With recent reviews of new Thai operations in the Springs, a handful of key questions have helped define the benchmark. Among them: Is the food traditional/authentic? Is it consistent? And does "Thai hot" mean I'm going to snivel and tear, or yawn and sneer?
OK, heat isn't everything. And if your pad Thai tastes spectacular, you probably don't really care that it's not a dead ringer for that which you drunkenly devoured on Bangkok's Khao San Road during your backpacking years.
But a true Thai enthusiast knows when the rich Tom Kha Gai soup broth has just the right amount of lemongrass and lime accent, or when homemade coconut ice cream hits semi-sweet perfection with a milky, yet coarse, texture. And that enthusiast certainly knows when a joint smacks of Americanized Thai with a generic Asian fusion feel.
Colorado Springs' newest Rockrimmon-area Thai venture, NaRai (the name of a 17th-century Siamese king and also of the royal boat), certainly does not fall in the latter category. Beyond the fast and friendly service, handsome, small dining room, and nice menu touches (a brown rice option costs an extra $1.50), NaRai's cuisine measures largely superb. It's largely traditional as well, aside from a few negligible departures. And an order of the green curry seafood ($12.95), Thai hot, left me lip-charred and pore-opened. Hail to the chef.

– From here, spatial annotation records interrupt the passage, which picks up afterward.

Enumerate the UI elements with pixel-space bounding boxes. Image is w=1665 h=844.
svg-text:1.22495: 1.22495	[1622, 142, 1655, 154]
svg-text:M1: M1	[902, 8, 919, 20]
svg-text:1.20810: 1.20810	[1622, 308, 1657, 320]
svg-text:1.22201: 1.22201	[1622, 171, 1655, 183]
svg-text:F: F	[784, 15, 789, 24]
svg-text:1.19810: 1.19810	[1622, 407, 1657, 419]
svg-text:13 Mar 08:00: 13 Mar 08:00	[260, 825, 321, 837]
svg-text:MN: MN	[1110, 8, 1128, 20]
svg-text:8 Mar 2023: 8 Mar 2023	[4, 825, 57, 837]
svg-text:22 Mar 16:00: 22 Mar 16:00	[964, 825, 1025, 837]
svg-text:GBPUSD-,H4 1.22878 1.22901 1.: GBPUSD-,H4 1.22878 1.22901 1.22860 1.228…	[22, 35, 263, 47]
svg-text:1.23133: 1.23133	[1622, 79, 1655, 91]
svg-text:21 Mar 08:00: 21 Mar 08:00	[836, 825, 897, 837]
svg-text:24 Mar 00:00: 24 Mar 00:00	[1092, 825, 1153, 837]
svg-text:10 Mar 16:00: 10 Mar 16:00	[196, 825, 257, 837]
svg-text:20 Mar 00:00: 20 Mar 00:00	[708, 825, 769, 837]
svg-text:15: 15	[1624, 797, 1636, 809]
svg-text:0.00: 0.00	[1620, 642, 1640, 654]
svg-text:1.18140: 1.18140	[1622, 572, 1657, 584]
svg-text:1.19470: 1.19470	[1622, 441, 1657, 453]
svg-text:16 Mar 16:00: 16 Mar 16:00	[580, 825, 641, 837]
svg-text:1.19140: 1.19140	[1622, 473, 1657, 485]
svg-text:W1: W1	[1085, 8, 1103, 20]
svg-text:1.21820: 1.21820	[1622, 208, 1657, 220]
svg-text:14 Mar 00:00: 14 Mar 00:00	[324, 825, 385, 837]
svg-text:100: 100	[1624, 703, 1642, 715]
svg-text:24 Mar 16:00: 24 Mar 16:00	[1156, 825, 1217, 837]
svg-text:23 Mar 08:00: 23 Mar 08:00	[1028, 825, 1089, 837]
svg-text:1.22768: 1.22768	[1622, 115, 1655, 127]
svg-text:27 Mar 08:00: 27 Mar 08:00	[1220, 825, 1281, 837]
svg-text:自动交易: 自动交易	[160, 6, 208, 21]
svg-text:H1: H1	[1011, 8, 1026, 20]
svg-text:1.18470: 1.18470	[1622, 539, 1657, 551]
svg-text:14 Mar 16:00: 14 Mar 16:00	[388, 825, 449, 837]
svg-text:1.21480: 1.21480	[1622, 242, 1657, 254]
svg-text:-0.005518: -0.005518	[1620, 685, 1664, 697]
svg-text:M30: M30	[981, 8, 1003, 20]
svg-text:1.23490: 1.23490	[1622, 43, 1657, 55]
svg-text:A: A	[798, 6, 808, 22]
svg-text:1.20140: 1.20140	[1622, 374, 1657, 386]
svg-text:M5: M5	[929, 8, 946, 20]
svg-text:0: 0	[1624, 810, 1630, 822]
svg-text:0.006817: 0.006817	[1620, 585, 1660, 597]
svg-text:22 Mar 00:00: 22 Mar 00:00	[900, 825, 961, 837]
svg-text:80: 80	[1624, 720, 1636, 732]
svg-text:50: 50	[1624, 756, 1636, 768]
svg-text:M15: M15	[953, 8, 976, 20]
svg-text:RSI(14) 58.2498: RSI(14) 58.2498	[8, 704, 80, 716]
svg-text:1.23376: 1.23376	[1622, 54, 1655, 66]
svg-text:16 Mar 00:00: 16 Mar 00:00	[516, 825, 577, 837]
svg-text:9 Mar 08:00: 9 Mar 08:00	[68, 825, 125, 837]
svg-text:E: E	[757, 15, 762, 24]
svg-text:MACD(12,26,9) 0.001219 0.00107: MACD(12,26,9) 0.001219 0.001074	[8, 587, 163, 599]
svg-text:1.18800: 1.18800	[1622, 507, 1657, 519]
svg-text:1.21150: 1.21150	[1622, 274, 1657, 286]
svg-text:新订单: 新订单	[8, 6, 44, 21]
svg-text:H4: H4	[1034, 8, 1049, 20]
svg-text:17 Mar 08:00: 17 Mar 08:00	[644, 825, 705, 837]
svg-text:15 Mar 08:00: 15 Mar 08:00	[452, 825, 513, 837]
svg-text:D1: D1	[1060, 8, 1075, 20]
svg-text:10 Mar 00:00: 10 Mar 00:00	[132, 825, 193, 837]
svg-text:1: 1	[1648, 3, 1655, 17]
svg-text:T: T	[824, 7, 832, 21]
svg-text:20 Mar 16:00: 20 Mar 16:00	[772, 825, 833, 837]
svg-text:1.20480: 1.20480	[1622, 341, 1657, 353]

NaRai just landed a liquor license, but I'd recommend accompanying any meal with either the Thai ginger drink ($2.75) or Thai coconut drink ($2.50). Both sweet, the ginger also is sharp and tangy, while the coconut delivers slivered chunks of coconut meat and provides an earthy accompaniment to curry heat.
NaRai's Tom Kha Gai ($8.50), ordered medium or hot, shines true and feeds a pair; the larb salad with tender, minced chicken or pork ($6.25) screams fresh with a masterfully spiced meat over minty, crisp cabbage and red onion.
One of my staples, the papaya salad ($7.25), a marriage of pungent fish sauce and lime over the shredded fruit, tomatoes, hot peppers and carrots, again delivers on freshness and is certainly better than most in town. But in some way that's difficult to entirely quantify, it falls short of the papaya salad at the restaurant against which I continue to measure all other Thai places, Taste of Thai Spice.
For authenticity, none compare I've had former Bangkok residents tell me the same. And while on the topic, ditto NaRai's coconut ice cream ($3) good, but blown away on B Street.
Call it unfair to play the comparison game; let me emphasize that nothing should steer you away from multiple NaRai visits. The aforementioned green curry seafood came in a divine sauce with a generous assortment of shrimp, delicate scallops, chewy calamari bits and catfish wedges, and a couple green lip mussels. The thick rice drunken noodles and Pad Thai (both $6.95, lunch; $8.95, dinner) had distinct, delicate personalities differing slightly from other traditional in-town takes. And the Massaman curry (same price), with your choice of protein joining potatoes and hints of cinnamon and spice in coconut milk, will satisfy Indian food lovers.
As one Thai-loving reader turned weekly NaRai patron assured me, this place does not disappoint.